Director: Darren Aronofsky (Noah)
Cast: Jennifer Lawrence, Javier Bardem, Ed Harris, Michelle Pfeiffer, Domnhall Gleeson, Kristen Wiig
Plot: A couple living a quiet existence in their renovated country house (Lawrence and Bardem) find their relationship tested as a collection of unwanted guests begin to arrive at their residence.
“I wanna make a Paradise”
Review by Eddie on 24/01/2018
As a Darren Aronofsky film, mother! was never going to be your everyday run of the mill movie-going experience, but Aronofsky’s passion project with his at-the-time partner Jennifer Lawrence was a truly polarizing experience upon release, that ended up being the acclaimed director’s biggest box office bomb that many average cinema-goers and some esteemed critics took a passionate disliking to.
Month’s on from its initial release and with a divide between the fan’s and the hater’s, watching mother! is an interesting experience as Aronofsky’s metaphorically heavy and often head-scratching bizarre film is a beautiful, unique and sometimes mesmerizing experience that is most certainly not the horror in a creepy house film that much of the films initial advertising made it out to be.

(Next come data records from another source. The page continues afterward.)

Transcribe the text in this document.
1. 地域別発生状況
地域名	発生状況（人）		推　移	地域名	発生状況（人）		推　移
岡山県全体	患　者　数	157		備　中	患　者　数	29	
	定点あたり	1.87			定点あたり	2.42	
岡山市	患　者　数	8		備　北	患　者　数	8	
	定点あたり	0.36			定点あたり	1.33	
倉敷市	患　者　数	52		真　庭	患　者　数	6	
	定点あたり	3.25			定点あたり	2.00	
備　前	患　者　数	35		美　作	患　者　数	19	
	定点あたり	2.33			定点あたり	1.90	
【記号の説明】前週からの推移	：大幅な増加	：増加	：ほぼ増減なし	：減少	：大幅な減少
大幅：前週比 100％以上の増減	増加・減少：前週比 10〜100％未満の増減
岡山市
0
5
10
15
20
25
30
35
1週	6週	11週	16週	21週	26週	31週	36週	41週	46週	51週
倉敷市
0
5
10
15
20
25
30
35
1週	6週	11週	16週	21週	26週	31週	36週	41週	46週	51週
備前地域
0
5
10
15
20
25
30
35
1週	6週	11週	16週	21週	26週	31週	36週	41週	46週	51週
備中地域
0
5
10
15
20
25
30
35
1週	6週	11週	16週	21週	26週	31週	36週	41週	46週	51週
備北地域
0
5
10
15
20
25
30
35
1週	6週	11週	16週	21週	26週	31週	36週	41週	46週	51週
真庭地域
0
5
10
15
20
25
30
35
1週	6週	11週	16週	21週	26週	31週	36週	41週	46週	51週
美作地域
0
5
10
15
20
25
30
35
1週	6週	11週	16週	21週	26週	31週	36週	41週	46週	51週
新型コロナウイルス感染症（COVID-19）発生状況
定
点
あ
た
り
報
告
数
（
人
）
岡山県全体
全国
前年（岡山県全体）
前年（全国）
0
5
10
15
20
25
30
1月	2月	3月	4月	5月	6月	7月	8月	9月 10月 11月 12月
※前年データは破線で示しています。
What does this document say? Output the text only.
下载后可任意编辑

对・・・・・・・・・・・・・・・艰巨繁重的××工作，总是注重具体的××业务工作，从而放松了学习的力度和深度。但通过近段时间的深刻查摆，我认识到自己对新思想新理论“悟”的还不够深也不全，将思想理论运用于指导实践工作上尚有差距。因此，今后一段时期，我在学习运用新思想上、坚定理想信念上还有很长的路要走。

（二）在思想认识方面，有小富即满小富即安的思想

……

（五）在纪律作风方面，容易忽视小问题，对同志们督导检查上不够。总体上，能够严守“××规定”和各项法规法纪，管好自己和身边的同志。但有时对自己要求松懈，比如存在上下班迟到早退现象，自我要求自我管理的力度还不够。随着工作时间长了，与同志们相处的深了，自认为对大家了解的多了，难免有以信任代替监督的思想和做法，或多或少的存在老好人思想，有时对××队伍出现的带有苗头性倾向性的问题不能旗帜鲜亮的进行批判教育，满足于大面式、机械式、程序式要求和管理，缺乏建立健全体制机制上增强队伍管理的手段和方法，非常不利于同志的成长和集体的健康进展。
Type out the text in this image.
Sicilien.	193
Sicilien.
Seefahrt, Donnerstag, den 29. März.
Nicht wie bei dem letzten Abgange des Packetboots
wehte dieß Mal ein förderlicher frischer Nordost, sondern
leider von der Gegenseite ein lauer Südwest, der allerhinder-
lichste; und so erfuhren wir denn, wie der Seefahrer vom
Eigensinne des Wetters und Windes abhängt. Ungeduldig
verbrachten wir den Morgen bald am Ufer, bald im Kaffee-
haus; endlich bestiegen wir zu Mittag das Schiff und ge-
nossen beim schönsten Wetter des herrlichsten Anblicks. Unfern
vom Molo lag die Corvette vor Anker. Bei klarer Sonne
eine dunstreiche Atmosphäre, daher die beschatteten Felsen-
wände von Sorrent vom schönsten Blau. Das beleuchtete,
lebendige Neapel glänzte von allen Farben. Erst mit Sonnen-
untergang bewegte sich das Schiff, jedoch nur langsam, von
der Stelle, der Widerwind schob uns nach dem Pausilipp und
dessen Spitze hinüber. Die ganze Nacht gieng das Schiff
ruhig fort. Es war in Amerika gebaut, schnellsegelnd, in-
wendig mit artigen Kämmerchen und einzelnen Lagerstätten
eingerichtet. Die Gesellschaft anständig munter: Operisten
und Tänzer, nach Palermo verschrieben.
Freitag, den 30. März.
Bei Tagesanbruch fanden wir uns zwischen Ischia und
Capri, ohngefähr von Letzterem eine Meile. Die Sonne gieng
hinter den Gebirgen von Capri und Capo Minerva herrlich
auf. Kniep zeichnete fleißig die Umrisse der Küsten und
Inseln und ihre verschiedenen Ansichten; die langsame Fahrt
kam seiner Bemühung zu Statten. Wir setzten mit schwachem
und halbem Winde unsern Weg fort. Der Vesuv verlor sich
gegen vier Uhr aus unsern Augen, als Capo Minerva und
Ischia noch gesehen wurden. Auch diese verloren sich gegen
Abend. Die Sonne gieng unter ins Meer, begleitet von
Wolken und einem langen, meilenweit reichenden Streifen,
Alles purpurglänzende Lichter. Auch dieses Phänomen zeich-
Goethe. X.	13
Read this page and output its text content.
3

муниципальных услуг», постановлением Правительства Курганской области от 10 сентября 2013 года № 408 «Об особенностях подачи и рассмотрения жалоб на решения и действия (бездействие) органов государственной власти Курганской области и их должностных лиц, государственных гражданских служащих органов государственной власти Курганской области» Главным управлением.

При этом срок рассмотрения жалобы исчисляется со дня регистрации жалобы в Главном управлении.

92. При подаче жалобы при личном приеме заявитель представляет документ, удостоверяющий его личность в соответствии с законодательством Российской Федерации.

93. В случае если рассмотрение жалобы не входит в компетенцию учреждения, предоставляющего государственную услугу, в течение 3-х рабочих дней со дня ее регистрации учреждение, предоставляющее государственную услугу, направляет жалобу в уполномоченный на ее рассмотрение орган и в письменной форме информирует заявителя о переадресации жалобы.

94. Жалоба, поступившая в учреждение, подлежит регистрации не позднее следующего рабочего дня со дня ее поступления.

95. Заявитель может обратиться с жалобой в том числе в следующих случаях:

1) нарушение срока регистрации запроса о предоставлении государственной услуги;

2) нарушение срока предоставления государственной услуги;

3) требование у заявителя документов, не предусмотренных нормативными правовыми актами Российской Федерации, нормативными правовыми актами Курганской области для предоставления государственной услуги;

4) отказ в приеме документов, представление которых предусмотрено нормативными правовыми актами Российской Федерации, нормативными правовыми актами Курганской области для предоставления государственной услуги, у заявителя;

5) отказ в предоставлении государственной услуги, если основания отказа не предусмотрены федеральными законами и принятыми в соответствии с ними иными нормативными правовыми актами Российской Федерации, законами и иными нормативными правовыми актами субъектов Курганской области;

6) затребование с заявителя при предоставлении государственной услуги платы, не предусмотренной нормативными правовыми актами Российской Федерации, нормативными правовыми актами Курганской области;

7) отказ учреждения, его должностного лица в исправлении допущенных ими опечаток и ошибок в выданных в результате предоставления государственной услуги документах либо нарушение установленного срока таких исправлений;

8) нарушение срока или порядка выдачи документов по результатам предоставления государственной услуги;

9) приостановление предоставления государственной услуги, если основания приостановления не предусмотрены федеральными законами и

Taking place entirely in the renovated house of Jennifer Lawrence and Javier Bardem’s couple who find themselves harboring an increasingly large number of unwanted guests after Ed Harris’s mysterious doctor arrives at the doorstep with his wife played by Michelle Pfeiffer in tow.
Saying too much more about mother’s! story would be giving away too much, but Aronofsky cares little about moving thing’s along quickly or giving the audience easy answers to the oddities occurring within the walls of this untypical abode, with his film suffocating you within its tight confines as things take increasingly shocking turns towards a final stanza that will leave many viewers in a state of feature film trauma.
At the front and centre of Aronofsky’s divisive experience is a committed and intense performance by Lawrence who is tasked with a variety of intense scenes as well as a wide ranging scope of emotions and the much talked about actress can hold her head up high as mother! sways from brilliant to bonkers, often in the same scene, while she remains entirely committed to the task at hand.
In many ways its one of last year’s most impressive turns, and had mother! connected more on a wider scale its likely Lawrence would’ve once more been a major player at end of year award functions but as is now the case, mother’s! failure to resonate with most in the know, means this is not to be.
Final Say –
Likely to be discussed for year’s still to come and a candidate for future discoveries where many may call Aronofsky’s curious event a masterpiece of sorts, mother! is a film like none you’ve ever seen before and a film with moments of greatness and equally terrible portions of unintentionally poorly executed scenarios.